Il y a ensuite les revenus d’appariement qui se calculent ainsi : pour chaque dollar de contribution versé à un parti politique, l’État verse 2,50 $, jusqu’à concurrence de contributions de 20 000 $. Donc 20 000 $ de contributions donnent en tout une somme de 50 000 $ à un parti. Puis, pour chaque dollar de contribution supplémentaire versé à un parti politique, l’État verse 1 $ jusqu’à un maximum de 200 000 $. Les revenus d’appariement représentent 10,6 % de la participation financière de l’État. En 2017, en termes de contributions politiques, les entités autorisées ont recueilli 36 857 contributions pour un total de 2 233 568 $ auprès de 31 878 électeurs, soit 0,53 % du nombre total d’électeurs. À noter qu’un contributeur peut verser au maximum 100 $ par parti politique et que durant une année électorale, il peut verser jusqu’à 200 $.

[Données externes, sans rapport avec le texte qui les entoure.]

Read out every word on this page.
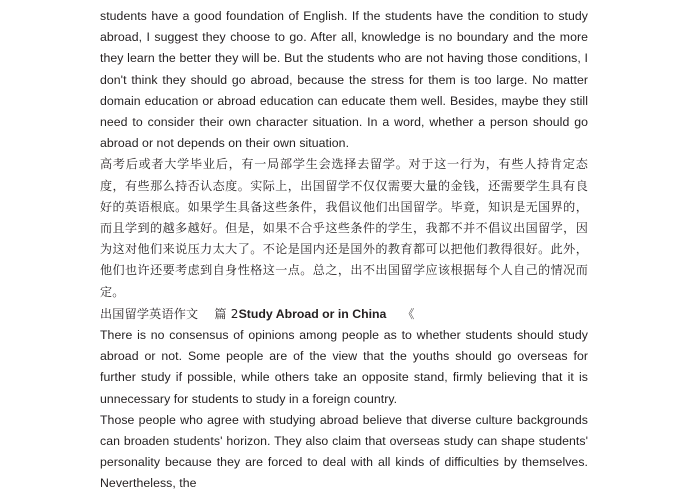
students have a good foundation of English. If the students have the condition to study abroad, I suggest they choose to go. After all, knowledge is no boundary and the more they learn the better they will be. But the students who are not having those conditions, I don't think they should go abroad, because the stress for them is too large. No matter domain education or abroad education can educate them well. Besides, maybe they still need to consider their own character situation. In a word, whether a person should go abroad or not depends on their own situation.

高考后或者大学毕业后，有一局部学生会选择去留学。对于这一行为，有些人持肯定态度，有些那么持否认态度。实际上，出国留学不仅仅需要大量的金钱，还需要学生具有良好的英语根底。如果学生具备这些条件，我倡议他们出国留学。毕竟，知识是无国界的，而且学到的越多越好。但是，如果不合乎这些条件的学生，我都不并不倡议出国留学，因为这对他们来说压力太大了。不论是国内还是国外的教育都可以把他们教得很好。此外，他们也许还要考虑到自身性格这一点。总之，出不出国留学应该根据每个人自己的情况而定。

出国留学英语作文 篇 2Study Abroad or in China 《

There is no consensus of opinions among people as to whether students should study abroad or not. Some people are of the view that the youths should go overseas for further study if possible, while others take an opposite stand, firmly believing that it is unnecessary for students to study in a foreign country.

Those people who agree with studying abroad believe that diverse culture backgrounds can broaden students' horizon. They also claim that overseas study can shape students' personality because they are forced to deal with all kinds of difficulties by themselves. Nevertheless, the
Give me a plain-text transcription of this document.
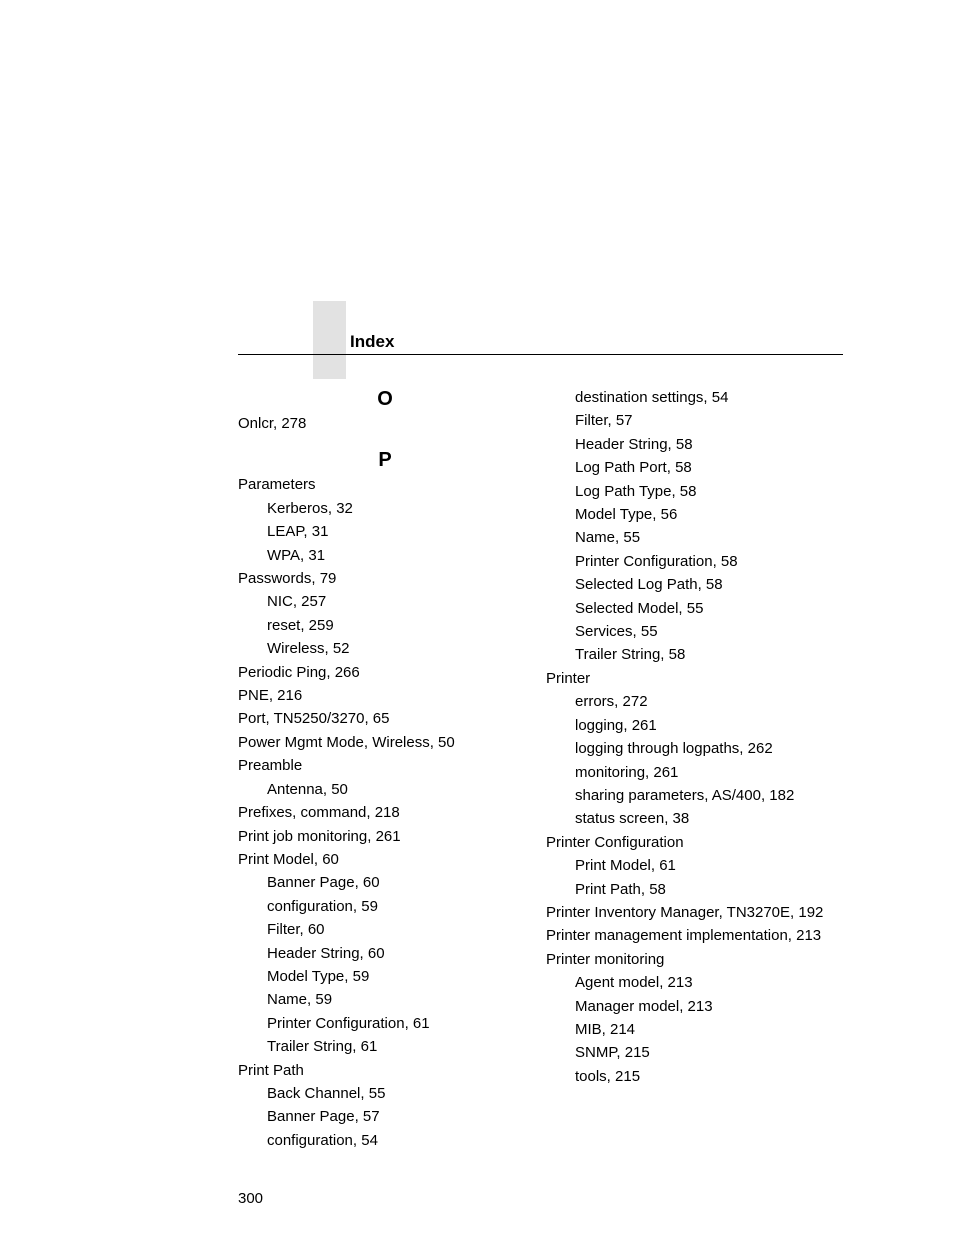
Index
O
Onlcr, 278
P
Parameters
Kerberos, 32
LEAP, 31
WPA, 31
Passwords, 79
NIC, 257
reset, 259
Wireless, 52
Periodic Ping, 266
PNE, 216
Port, TN5250/3270, 65
Power Mgmt Mode, Wireless, 50
Preamble
Antenna, 50
Prefixes, command, 218
Print job monitoring, 261
Print Model, 60
Banner Page, 60
configuration, 59
Filter, 60
Header String, 60
Model Type, 59
Name, 59
Printer Configuration, 61
Trailer String, 61
Print Path
Back Channel, 55
Banner Page, 57
configuration, 54
destination settings, 54
Filter, 57
Header String, 58
Log Path Port, 58
Log Path Type, 58
Model Type, 56
Name, 55
Printer Configuration, 58
Selected Log Path, 58
Selected Model, 55
Services, 55
Trailer String, 58
Printer
errors, 272
logging, 261
logging through logpaths, 262
monitoring, 261
sharing parameters, AS/400, 182
status screen, 38
Printer Configuration
Print Model, 61
Print Path, 58
Printer Inventory Manager, TN3270E, 192
Printer management implementation, 213
Printer monitoring
Agent model, 213
Manager model, 213
MIB, 214
SNMP, 215
tools, 215
300
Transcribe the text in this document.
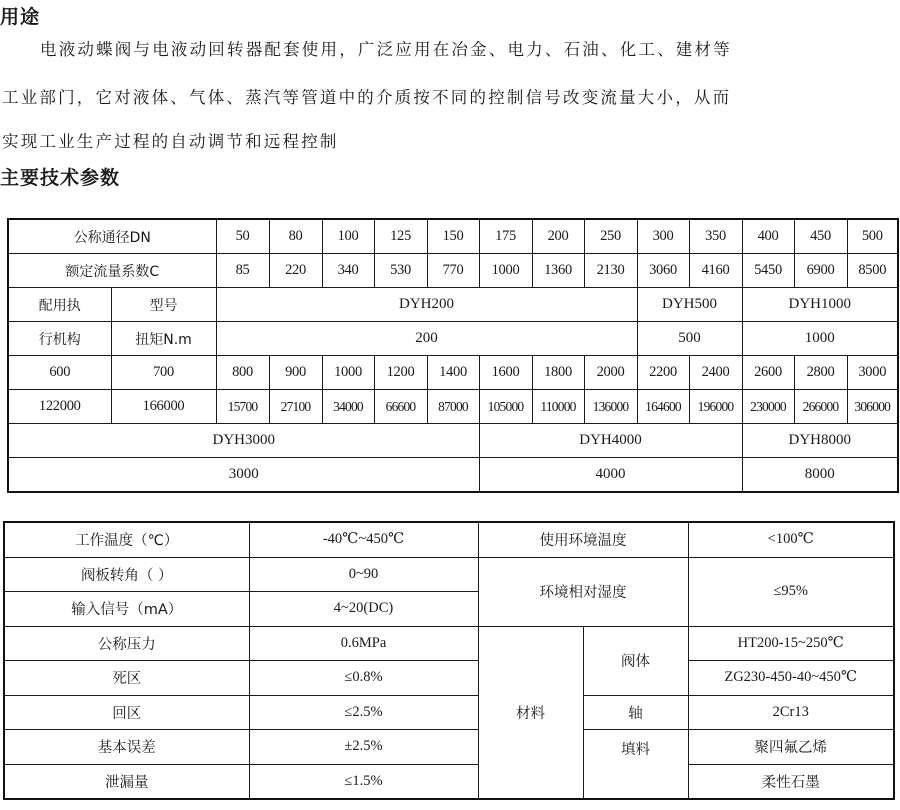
用途
电液动蝶阀与电液动回转器配套使用，广泛应用在冶金、电力、石油、化工、建材等
工业部门，它对液体、气体、蒸汽等管道中的介质按不同的控制信号改变流量大小，从而
实现工业生产过程的自动调节和远程控制
主要技术参数
公称通径DN		50	80	100	125	150	175	200	250	300	350	400	450	500
额定流量系数C		85	220	340	530	770	1000	1360	2130	3060	4160	5450	6900	8500
配用执	型号	DYH200								DYH500		DYH1000		
行机构	扭矩N.m	200								500		1000		
600	700	800	900	1000	1200	1400	1600	1800	2000	2200	2400	2600	2800	3000
122000	166000	15700	27100	34000	66600	87000	105000	110000	136000	164600	196000	230000	266000	306000
DYH3000							DYH4000					DYH8000		
3000							4000					8000		
工作温度（℃）	-40℃~450℃	使用环境温度		<100℃
阀板转角（ ）	0~90	环境相对湿度		≤95%
输入信号（mA）	4~20(DC)			
公称压力	0.6MPa	材料	阀体	HT200-15~250℃
死区	≤0.8%			ZG230-450-40~450℃
回区	≤2.5%		轴	2Cr13
基本误差	±2.5%		填料	聚四氟乙烯
泄漏量	≤1.5%			柔性石墨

L’État rembourse également la moitié des frais d’audit du rapport financier à chaque année jusqu’à concurrence de 15 000 $.

Finalement, l’État rembourse les dépenses électorales de partis politiques qui récoltent au moins 1 % du vote ; il rembourse les dépenses électorales des candidats qui obtiennent au moins 15 % du vote.

De l’avis du PMLQ, c’est le processus politique qui doit être financé, pas les partis. Les fonds publics doivent servir à l’ensemble de la population pour qu’elle puisse participer aux affaires politiques.